Dass hier besondere Umstände vorlagen, etwa ein unüblicher Bewegungsablauf, von der Norm abweichende Kopfstützen o.ä., die hier trotz nur geringer Geschwindigkeitsänderung zur Verursachung eines HWS-Schleudertraumas führten, ist nicht vorgetragen. Die Einholung eines biomechanischen Gutachtens - das die Klägerin selbst auch nicht als Beweismittel angeboten hat - war daher nicht veranlasst.

9

Zwar hat der Arzt Dr.
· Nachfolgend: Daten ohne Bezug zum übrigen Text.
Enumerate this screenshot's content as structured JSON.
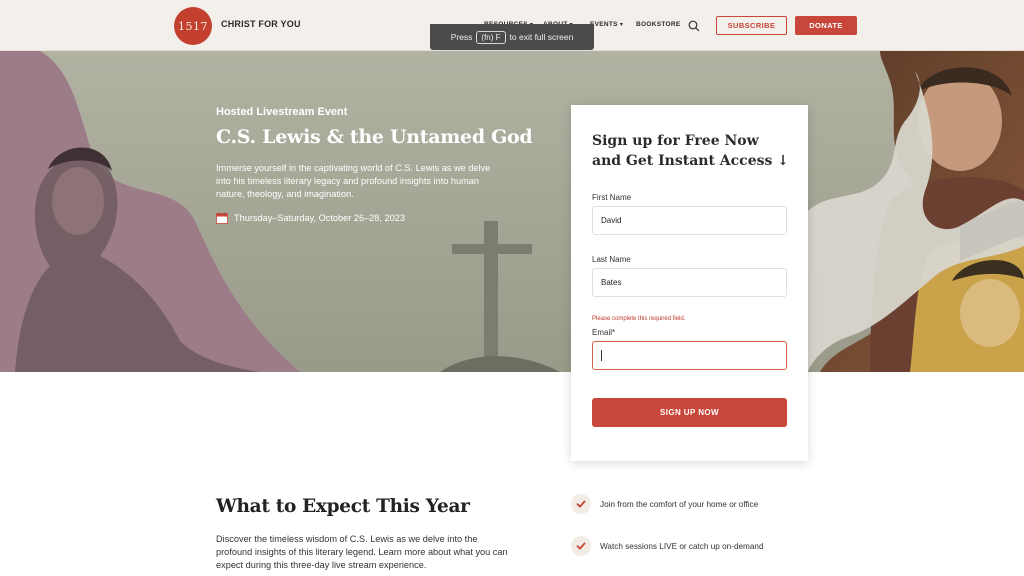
{
  "header": {
    "logo_text": "1517",
    "brand": "CHRIST FOR YOU",
    "nav": [
      {
        "label": "RESOURCES",
        "caret": "▾"
      },
      {
        "label": "ABOUT",
        "caret": "▾"
      },
      {
        "label": "EVENTS",
        "caret": "▾"
      },
      {
        "label": "BOOKSTORE",
        "caret": ""
      }
    ],
    "search_icon": "search-icon",
    "subscribe": "SUBSCRIBE",
    "donate": "DONATE"
  },
  "fullscreen_notice": {
    "prefix": "Press",
    "key": "(fn) F",
    "suffix": "to exit full screen"
  },
  "hero": {
    "eyebrow": "Hosted Livestream Event",
    "title": "C.S. Lewis & the Untamed God",
    "description": "Immerse yourself in the captivating world of C.S. Lewis as we delve into his timeless literary legacy and profound insights into human nature, theology, and imagination.",
    "date": "Thursday–Saturday, October 26–28, 2023",
    "date_icon": "calendar-icon"
  },
  "form": {
    "title": "Sign up for Free Now and Get Instant Access ↓",
    "first_name_label": "First Name",
    "first_name_value": "David",
    "last_name_label": "Last Name",
    "last_name_value": "Bates",
    "error": "Please complete this required field.",
    "email_label": "Email*",
    "email_value": "",
    "submit": "SIGN UP NOW"
  },
  "expect": {
    "title": "What to Expect This Year",
    "description": "Discover the timeless wisdom of C.S. Lewis as we delve into the profound insights of this literary legend. Learn more about what you can expect during this three-day live stream experience.",
    "items": [
      "Join from the comfort of your home or office",
      "Watch sessions LIVE or catch up on-demand"
    ]
  },
  "colors": {
    "accent": "#c9463a",
    "header_bg": "#f3efea",
    "hero_bg": "#a8a898",
    "mauve": "#9b7a86",
    "sepia": "#7a4a30",
    "gold": "#c9a24a"
  }
}
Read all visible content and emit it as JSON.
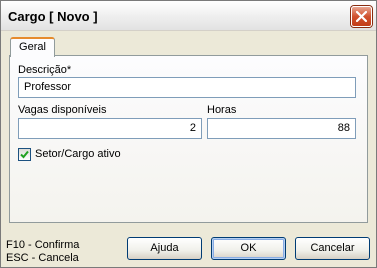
{
  "window": {
    "title": "Cargo [ Novo ]"
  },
  "tabs": [
    {
      "label": "Geral",
      "active": true
    }
  ],
  "form": {
    "descricao_label": "Descrição*",
    "descricao_value": "Professor",
    "vagas_label": "Vagas disponíveis",
    "vagas_value": "2",
    "horas_label": "Horas",
    "horas_value": "88",
    "setor_ativo_label": "Setor/Cargo ativo",
    "setor_ativo_checked": true
  },
  "footer": {
    "hint_confirm": "F10 - Confirma",
    "hint_cancel": "ESC - Cancela",
    "help_label": "Ajuda",
    "ok_label": "OK",
    "cancel_label": "Cancelar"
  },
  "colors": {
    "tab_accent": "#e68b2c",
    "close_button": "#d0512e",
    "field_border": "#7f9db9"
  }
}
Heidbreder attestiert, dass die Klägerin ein HWS-Schleudertrauma erlitten hat. Aus diesem Attest vermag das Gericht jedoch nicht die Überzeugung zu gewinnen, dass diese Beschwerden objektiv festgestellt worden sind und auf dem Unfall beruhen. Denn es ist nicht nachvollziehbar, ob und wie der Arzt die Beschwerden und die Unfallursächlichkeit der Beschwerden geprüft hat. Zudem war es als behandelnder Arzt auch nicht primär seine Aufgabe, eine schadenrechtlich relevante Überprüfung zwischen Unfallereignis und Gesundheitsstörungen der Klägerin vorzunehmen. Äußere Verletzungen sind nicht festgestellt worden. Auch wenn es darauf nicht entscheidend ankommt, muss doch zur Überzeugung des Gerichts bewiesen werden, dass es - auch ohne objektivierbare Substanzverletzungen - zu einer Körperverletzung gekommen ist. Dies ist hier nicht der Fall. Das vorgelegte Attest enthält keine Aussagen zu aufgrund körperlicher Untersuchung oder mittels anderer Methoden (Röntgen, Kernspintomographie) verifizierten Feststellungen. Vielmehr sind die Atteste nur Belege dafür, dass der Arzt die Beschwerden aus therapeutischer Sicht als feststehend angesehen und seine Maßnahmen als medizinisch indiziert angesehen hat. Sie stellen nur eine Verdachtsdiagnose auf, taugen aber nicht als gutachterliche Aussage, die unter haftungsrechtlichen Gesichtspunkten beweiskräftig sein könnte (vgl. hierzu OLG Stuttgart, Urt. v. 19.03.1999, 2 U 150/98; auch Lemcke, Das "HWS-Schleudertrauma" aus juristischer Sicht, NZV 1996, 337, 339).

10

Zudem wäre, selbst wenn die Körperverletzung bewiesen wäre und der Klägerin im Rahmen der sog. haftungsausfüllenden Kausalität Beweiserleichterungen zugute kämen, aufgrund der nur geringen unfallbedingten Geschwindigkeitsänderung der Nachweis der Unfallursächlichkeit nicht erbracht, weil aus den bereits ausgeführten Gründen auch der nach § 287 ZPO erforderliche Wahrscheinlichkeitsgrad nicht erreicht wäre. Und zwar müsste festgestellt werden, dass zwischen den vorhandenen Beschwerden und dem Unfallereignis mit überwiegender Wahrscheinlichkeit ein ursächlicher Zusammenhang besteht (vgl. OLG Hamm DAR 1995, 74 [OLG Hamm 21.10.1994 - 9 U 85/94]).

11

II.

Die Kostenentscheidung folgt aus § 92 Abs. 1 S. 1 ZPO; die Entscheidung über die vorläufige Vollstreckbarkeit beruht auf §§ 708 Nr. 11, 711, 713 ZPO.